Bullet to the Head was shot in New Orleans and started filming on June 27, 2011. Hill:
One of the things I like about New Orleans is it feels like you’re in a western with the architecture. All the balconies, the old buildings, it feels like you’re in the 1880s. Some of it spills into the movie. I don’t know how much of it creeps into the edges and helps you or how much of it is just by design. Usually you’re trying to tell a narrative through your characters and have all this stuff bleed in around the edges.
Hill said he told Stallone "to play things more casually. I wanted him to play his natural personality as much as possible. He’s a very engaging guy. I told him, “I’m not interested in you inventing a character as much as imagining yourself as character.” He went right with that."
On August 23, 2011, it was announced that the film would be released on April 13, 2012. On February 23, 2012, the release date was moved back. It was released on February 1, 2013.
Rotten Tomatoes gives the film an approval rating of 47% based on 133 reviews. The site's consensus reads: "Bullet to the Head's unapologetically trashy thrills evoke memories of its star and director's proud cinematic pasts – but sadly, those memories are just about all it has to offer". Metacritic gives the film a score of 48/100 based on reviews from 34 critics, indicating "mixed or average reviews". Jay Weissberg of Variety called it "a kickass actioner driven by personality rather than plot".
Sylvester Stallone was nominated for a Razzie Award for Worst Actor for his performances in this film, Escape Plan and Grudge Match, where he lost to Jaden Smith for After Earth.
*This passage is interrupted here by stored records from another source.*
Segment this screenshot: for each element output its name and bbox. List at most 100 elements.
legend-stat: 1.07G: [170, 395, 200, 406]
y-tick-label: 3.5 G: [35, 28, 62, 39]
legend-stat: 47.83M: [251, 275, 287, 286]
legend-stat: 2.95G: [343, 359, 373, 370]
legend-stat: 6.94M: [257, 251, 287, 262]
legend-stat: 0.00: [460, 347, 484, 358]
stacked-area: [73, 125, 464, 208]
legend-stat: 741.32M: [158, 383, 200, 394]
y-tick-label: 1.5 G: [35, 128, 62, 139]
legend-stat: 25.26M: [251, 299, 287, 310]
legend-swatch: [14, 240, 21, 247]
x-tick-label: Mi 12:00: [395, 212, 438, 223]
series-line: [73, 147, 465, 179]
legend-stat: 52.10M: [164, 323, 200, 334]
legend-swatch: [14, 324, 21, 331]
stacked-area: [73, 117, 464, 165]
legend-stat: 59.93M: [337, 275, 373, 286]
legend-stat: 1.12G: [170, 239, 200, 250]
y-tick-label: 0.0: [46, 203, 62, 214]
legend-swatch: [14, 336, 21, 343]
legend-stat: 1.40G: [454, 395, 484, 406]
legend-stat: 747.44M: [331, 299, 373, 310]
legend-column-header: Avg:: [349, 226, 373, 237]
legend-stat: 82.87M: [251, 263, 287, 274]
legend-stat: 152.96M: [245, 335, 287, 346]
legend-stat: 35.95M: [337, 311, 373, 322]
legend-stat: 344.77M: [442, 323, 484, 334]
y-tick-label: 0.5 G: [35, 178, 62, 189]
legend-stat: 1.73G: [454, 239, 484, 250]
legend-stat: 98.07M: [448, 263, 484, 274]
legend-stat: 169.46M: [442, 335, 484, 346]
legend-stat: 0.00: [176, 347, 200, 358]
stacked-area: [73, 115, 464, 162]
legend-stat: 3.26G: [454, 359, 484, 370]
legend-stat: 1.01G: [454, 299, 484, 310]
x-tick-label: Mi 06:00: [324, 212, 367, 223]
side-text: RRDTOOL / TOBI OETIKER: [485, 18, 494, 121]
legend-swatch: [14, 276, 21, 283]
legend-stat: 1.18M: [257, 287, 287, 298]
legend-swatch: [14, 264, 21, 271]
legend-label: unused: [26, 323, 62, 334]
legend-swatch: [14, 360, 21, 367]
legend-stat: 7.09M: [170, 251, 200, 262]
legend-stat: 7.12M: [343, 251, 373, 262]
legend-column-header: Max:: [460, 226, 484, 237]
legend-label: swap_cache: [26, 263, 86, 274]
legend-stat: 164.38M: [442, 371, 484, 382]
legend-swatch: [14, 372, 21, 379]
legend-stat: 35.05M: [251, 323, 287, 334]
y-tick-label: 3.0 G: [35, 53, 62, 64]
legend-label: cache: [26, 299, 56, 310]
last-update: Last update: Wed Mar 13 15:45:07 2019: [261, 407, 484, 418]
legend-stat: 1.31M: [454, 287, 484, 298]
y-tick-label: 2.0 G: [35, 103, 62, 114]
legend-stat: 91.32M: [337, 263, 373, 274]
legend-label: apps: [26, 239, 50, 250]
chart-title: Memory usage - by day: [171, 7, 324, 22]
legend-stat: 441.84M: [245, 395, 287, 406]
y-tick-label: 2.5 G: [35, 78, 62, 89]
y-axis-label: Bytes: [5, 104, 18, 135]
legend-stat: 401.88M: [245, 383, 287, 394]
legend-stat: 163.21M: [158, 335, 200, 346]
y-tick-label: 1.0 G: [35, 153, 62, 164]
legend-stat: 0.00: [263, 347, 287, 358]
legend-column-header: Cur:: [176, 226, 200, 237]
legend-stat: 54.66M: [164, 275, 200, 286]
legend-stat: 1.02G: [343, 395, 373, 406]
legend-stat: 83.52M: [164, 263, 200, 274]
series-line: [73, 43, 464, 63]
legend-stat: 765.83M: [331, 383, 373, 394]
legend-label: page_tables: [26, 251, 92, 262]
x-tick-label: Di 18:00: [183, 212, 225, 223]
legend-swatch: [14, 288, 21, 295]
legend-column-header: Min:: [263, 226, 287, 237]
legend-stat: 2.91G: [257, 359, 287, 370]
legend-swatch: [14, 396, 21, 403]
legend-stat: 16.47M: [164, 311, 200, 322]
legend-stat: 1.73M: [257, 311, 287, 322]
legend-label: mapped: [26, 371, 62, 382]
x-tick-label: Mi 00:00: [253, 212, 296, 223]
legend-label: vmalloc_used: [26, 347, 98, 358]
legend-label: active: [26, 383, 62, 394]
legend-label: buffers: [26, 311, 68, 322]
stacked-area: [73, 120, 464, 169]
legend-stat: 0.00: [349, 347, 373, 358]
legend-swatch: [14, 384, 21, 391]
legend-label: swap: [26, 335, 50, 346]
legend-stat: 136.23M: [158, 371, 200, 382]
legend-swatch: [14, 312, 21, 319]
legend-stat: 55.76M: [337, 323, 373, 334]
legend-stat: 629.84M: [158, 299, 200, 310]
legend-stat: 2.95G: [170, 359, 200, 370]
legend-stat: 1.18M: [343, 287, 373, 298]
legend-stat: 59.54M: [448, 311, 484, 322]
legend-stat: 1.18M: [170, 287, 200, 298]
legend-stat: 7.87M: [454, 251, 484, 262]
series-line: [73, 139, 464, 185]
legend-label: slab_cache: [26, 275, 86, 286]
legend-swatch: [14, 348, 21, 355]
Bullet to the Head was Sylvester Stallone's worst opening weekend gross in 32 years, and his second-lowest opening weekend gross of all time. Bullet to the Head made $4,458,201 for its opening weekend. As of March 24, 2013, the film has grossed $9,489,829 in the United States and $12,457,380 worldwide for a total of $21,947,209, failing to bring back its $40 million budget.
The soundtrack album was released digitally on January 29, 2013 and in stores on February 19. The album features the film's score, consisting of 15 tracks composed by Steve Mazzaro and produced by Hans Zimmer.